I’m training my first predictive model and I'm confused about the relationship between training error and validation error. My model performs great on the training set but fails miserably on new data. Is this a sign of overfitting, and how does it fundamentally differ from underfitting in terms of model complexity and the bias-variance tradeoff?
3 answers
The primary difference lies in how the model learns the underlying patterns. Underfitting occurs when a model is too simple (high bias) to capture the trend, resulting in poor performance on both training and test data. Overfitting happens when a model is too complex (high variance) and "memorizes" the noise in the training data rather than the actual signal. This leads to extremely low training error but high validation error. To find the "sweet spot," you need to monitor the point where the validation error starts to increase while the training error continues to decrease, which is usually the signal to stop training or add regularization.
Could you share which specific algorithms you are using, as the techniques to fix these issues—like pruning for decision trees or dropout for neural networks—vary significantly depending on the model architecture?
Underfitting is basically "failing to learn," while overfitting is "learning too much noise." You want a balanced model that generalizes well to unseen datasets.
I agree with Nancy; simplicity is often the goal. A balanced model ensures that the insights you gain from your training phase actually hold up when you deploy the model into a real-world production environment.

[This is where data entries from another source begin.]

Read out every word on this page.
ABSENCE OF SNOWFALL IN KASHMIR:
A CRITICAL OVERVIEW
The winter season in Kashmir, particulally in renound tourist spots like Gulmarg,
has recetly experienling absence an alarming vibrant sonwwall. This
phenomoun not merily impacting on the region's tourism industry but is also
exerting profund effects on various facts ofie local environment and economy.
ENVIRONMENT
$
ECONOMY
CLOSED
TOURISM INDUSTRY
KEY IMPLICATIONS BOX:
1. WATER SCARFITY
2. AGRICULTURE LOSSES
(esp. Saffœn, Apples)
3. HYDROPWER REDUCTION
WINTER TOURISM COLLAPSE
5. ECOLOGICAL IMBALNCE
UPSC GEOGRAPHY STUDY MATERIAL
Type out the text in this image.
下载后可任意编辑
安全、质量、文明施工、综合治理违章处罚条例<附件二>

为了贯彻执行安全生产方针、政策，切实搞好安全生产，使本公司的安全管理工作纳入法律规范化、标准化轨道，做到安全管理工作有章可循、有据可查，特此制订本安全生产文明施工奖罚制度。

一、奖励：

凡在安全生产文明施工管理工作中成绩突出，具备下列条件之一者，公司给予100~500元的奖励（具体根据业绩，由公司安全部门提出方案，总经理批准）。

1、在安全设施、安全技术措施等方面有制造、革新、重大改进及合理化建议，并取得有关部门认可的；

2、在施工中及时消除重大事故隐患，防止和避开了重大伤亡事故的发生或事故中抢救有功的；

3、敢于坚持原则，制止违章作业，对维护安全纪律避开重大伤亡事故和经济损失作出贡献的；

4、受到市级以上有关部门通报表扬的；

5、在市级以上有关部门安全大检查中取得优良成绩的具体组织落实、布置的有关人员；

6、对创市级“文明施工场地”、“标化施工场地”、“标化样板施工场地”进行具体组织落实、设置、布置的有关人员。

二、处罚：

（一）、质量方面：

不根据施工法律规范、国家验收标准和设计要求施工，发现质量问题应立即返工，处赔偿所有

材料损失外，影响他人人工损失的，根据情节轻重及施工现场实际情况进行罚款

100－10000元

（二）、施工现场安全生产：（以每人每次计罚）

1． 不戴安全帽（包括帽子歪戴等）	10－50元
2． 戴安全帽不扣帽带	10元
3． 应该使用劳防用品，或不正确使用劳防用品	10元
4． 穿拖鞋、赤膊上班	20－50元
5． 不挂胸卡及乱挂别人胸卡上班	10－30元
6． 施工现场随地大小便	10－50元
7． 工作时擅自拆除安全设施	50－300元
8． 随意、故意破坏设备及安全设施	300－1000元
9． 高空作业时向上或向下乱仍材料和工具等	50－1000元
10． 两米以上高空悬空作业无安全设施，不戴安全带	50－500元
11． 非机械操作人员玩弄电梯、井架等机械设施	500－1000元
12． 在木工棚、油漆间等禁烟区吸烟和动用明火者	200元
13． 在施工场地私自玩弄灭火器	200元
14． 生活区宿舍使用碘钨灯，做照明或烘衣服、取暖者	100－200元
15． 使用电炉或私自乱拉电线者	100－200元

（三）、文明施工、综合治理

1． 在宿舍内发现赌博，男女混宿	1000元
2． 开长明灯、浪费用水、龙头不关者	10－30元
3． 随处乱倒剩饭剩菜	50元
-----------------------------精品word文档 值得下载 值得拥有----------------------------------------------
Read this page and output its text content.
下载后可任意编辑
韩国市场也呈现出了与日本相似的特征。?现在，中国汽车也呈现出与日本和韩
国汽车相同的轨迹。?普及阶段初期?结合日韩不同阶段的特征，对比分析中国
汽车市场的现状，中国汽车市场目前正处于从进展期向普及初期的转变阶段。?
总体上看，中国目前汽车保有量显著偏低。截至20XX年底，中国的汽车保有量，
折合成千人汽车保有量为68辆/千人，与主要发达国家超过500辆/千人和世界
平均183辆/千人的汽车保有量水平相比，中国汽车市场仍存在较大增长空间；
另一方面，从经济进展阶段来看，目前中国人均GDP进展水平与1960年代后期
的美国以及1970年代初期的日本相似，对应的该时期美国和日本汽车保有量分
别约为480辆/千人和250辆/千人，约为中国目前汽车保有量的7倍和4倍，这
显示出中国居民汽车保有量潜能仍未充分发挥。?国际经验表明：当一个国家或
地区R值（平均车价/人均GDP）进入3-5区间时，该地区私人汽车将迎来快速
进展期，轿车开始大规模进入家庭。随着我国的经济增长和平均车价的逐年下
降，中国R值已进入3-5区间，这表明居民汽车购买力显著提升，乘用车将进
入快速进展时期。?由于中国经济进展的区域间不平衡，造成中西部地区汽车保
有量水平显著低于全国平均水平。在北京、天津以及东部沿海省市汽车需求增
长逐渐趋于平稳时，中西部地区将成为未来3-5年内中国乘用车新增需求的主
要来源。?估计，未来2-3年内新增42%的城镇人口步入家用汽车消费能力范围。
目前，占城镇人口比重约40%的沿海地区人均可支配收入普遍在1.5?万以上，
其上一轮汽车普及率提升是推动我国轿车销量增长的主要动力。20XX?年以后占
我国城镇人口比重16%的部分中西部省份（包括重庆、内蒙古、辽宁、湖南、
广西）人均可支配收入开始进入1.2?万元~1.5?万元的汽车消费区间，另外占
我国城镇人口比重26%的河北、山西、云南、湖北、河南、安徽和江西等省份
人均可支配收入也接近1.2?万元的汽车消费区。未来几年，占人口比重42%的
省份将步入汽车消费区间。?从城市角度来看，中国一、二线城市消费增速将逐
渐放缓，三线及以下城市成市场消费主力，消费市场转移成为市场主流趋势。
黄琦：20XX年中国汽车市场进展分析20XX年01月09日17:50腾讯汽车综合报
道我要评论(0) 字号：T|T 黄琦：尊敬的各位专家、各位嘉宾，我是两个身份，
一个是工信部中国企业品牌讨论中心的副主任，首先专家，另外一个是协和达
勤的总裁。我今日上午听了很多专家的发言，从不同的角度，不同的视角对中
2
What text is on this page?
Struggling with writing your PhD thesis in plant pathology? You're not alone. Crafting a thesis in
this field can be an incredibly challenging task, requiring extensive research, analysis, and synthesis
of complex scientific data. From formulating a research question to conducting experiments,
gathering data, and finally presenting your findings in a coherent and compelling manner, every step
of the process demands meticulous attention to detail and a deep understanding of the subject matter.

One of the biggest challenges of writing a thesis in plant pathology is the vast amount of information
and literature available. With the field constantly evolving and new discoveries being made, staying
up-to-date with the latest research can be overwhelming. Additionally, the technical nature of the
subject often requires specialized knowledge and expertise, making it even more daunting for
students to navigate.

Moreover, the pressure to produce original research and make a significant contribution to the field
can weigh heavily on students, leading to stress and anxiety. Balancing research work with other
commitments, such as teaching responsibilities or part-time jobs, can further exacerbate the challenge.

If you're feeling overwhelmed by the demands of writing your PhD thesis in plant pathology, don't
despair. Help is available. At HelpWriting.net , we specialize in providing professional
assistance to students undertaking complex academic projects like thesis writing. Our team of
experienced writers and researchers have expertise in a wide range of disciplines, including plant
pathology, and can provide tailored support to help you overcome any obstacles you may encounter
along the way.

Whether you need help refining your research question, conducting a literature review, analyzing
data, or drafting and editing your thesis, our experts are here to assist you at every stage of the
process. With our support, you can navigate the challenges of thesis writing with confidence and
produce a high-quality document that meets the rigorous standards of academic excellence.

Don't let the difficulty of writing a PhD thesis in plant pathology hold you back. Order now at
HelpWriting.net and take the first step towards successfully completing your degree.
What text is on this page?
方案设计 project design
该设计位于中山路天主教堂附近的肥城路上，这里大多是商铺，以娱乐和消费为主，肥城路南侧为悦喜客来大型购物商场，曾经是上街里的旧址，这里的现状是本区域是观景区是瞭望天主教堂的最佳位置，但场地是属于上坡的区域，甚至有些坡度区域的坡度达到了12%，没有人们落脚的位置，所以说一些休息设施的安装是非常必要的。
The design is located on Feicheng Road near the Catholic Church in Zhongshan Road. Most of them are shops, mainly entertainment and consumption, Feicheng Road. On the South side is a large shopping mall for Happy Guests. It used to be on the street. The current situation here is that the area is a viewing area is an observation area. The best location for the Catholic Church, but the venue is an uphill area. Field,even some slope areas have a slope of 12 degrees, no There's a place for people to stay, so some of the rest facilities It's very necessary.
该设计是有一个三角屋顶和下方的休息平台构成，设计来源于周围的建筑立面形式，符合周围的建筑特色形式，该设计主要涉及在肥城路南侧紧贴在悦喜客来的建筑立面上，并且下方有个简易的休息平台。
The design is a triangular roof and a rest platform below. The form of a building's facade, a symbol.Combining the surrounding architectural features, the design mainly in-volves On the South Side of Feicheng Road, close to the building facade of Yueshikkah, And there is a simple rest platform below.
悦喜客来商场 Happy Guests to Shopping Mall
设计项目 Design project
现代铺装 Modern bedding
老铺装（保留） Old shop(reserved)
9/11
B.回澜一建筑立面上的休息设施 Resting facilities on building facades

Brandon makes a valid point because the solution is context-dependent. If you are dealing with underfitting, you might need to perform more feature engineering or increase the capacity of your neural network. On the flip side, if you're overfitting, you should look into L1/L2 regularization or simply gathering more training data to help the model generalize better. Understanding the specific algorithm allows you to apply the right mathematical constraints to balance the bias-variance tradeoff effectively.